On early Animals recordings, Eric Burdon sings and talks with an accent that is neither British nor generic American but rather a variety of Black American. No wonder, since most of those tracks were covers of blues and rock-n-roll pieces. I don’t have a good ear for dialects, but something tells me Burdon did a good job with both verbal and musical accents. (Note the way he says “argument” and “Maudie” — JL Hooker’s Maudie, that is.)

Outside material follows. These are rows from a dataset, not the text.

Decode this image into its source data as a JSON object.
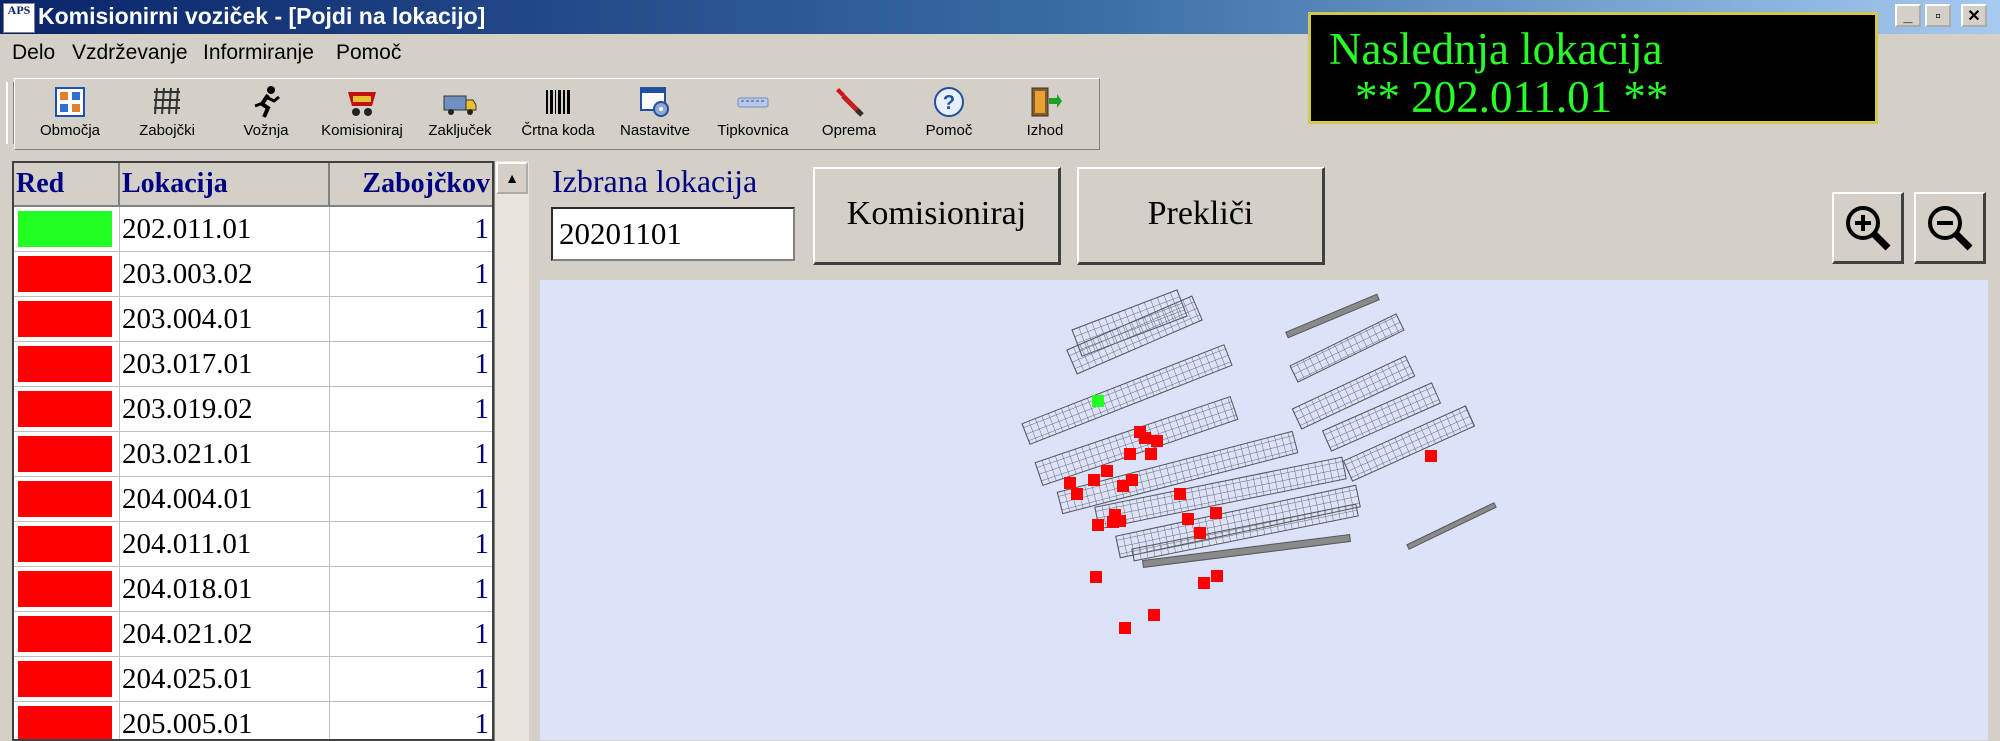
{
  "window": {
    "title": "Komisionirni voziček - [Pojdi na lokacijo]",
    "icon_text": "APS",
    "controls": [
      "_",
      "▫",
      "✕"
    ]
  },
  "menu": [
    "Delo",
    "Vzdrževanje",
    "Informiranje",
    "Pomoč"
  ],
  "toolbar": [
    {
      "label": "Območja",
      "icon": "areas-grid-icon"
    },
    {
      "label": "Zabojčki",
      "icon": "boxes-icon"
    },
    {
      "label": "Vožnja",
      "icon": "running-man-icon"
    },
    {
      "label": "Komisioniraj",
      "icon": "pick-basket-icon"
    },
    {
      "label": "Zaključek",
      "icon": "truck-icon"
    },
    {
      "label": "Črtna koda",
      "icon": "barcode-icon"
    },
    {
      "label": "Nastavitve",
      "icon": "settings-window-icon"
    },
    {
      "label": "Tipkovnica",
      "icon": "keyboard-icon"
    },
    {
      "label": "Oprema",
      "icon": "tool-icon"
    },
    {
      "label": "Pomoč",
      "icon": "help-icon"
    },
    {
      "label": "Izhod",
      "icon": "exit-door-icon"
    }
  ],
  "next_location": {
    "title": "Naslednja lokacija",
    "value": "** 202.011.01 **",
    "color": "#28ff28"
  },
  "grid": {
    "headers": [
      "Red",
      "Lokacija",
      "Zabojčkov"
    ],
    "rows": [
      {
        "status": "#22ff22",
        "location": "202.011.01",
        "count": "1"
      },
      {
        "status": "#ff0000",
        "location": "203.003.02",
        "count": "1"
      },
      {
        "status": "#ff0000",
        "location": "203.004.01",
        "count": "1"
      },
      {
        "status": "#ff0000",
        "location": "203.017.01",
        "count": "1"
      },
      {
        "status": "#ff0000",
        "location": "203.019.02",
        "count": "1"
      },
      {
        "status": "#ff0000",
        "location": "203.021.01",
        "count": "1"
      },
      {
        "status": "#ff0000",
        "location": "204.004.01",
        "count": "1"
      },
      {
        "status": "#ff0000",
        "location": "204.011.01",
        "count": "1"
      },
      {
        "status": "#ff0000",
        "location": "204.018.01",
        "count": "1"
      },
      {
        "status": "#ff0000",
        "location": "204.021.02",
        "count": "1"
      },
      {
        "status": "#ff0000",
        "location": "204.025.01",
        "count": "1"
      },
      {
        "status": "#ff0000",
        "location": "205.005.01",
        "count": "1"
      }
    ]
  },
  "selection": {
    "label": "Izbrana lokacija",
    "value": "20201101"
  },
  "buttons": {
    "pick": "Komisioniraj",
    "cancel": "Prekliči"
  },
  "zoom": {
    "in_icon": "zoom-in-icon",
    "out_icon": "zoom-out-icon"
  },
  "colors": {
    "map_background": "#dbe2fa",
    "pending": "#ff0000",
    "current": "#22ff22"
  }
}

One Monkey Don’t Stop No Show, which has more talking than signing, begins, “You know I got a letter from a friend of mine // In Newcastle-upon-a’Tyne the other day.” The narrator, it turns out, is a resident of England as well, as his friend tells him, “You wanna catch that flyin’ Scotsman back up here to Newcastle.” Yes, the Flying Scotsman, the express railway going though Newcastle, and “Things don’t happen like that here on Tyne” sound obviously British, even English, even Geordie-ish — but these localisms are uttered in a bluesy voice as if transplanted from overseas. Yet it doesn’t sound funny or fishy (imagine a native of Moscow singing about a stroll down Arbat in a Ukrainian accent — that’d be silly or crudely hilarious); it only adds to the drive and turns Newcastle, where people “don’t go away stealin’ each other’s loved ones away from one another”, into a terribly attractive place!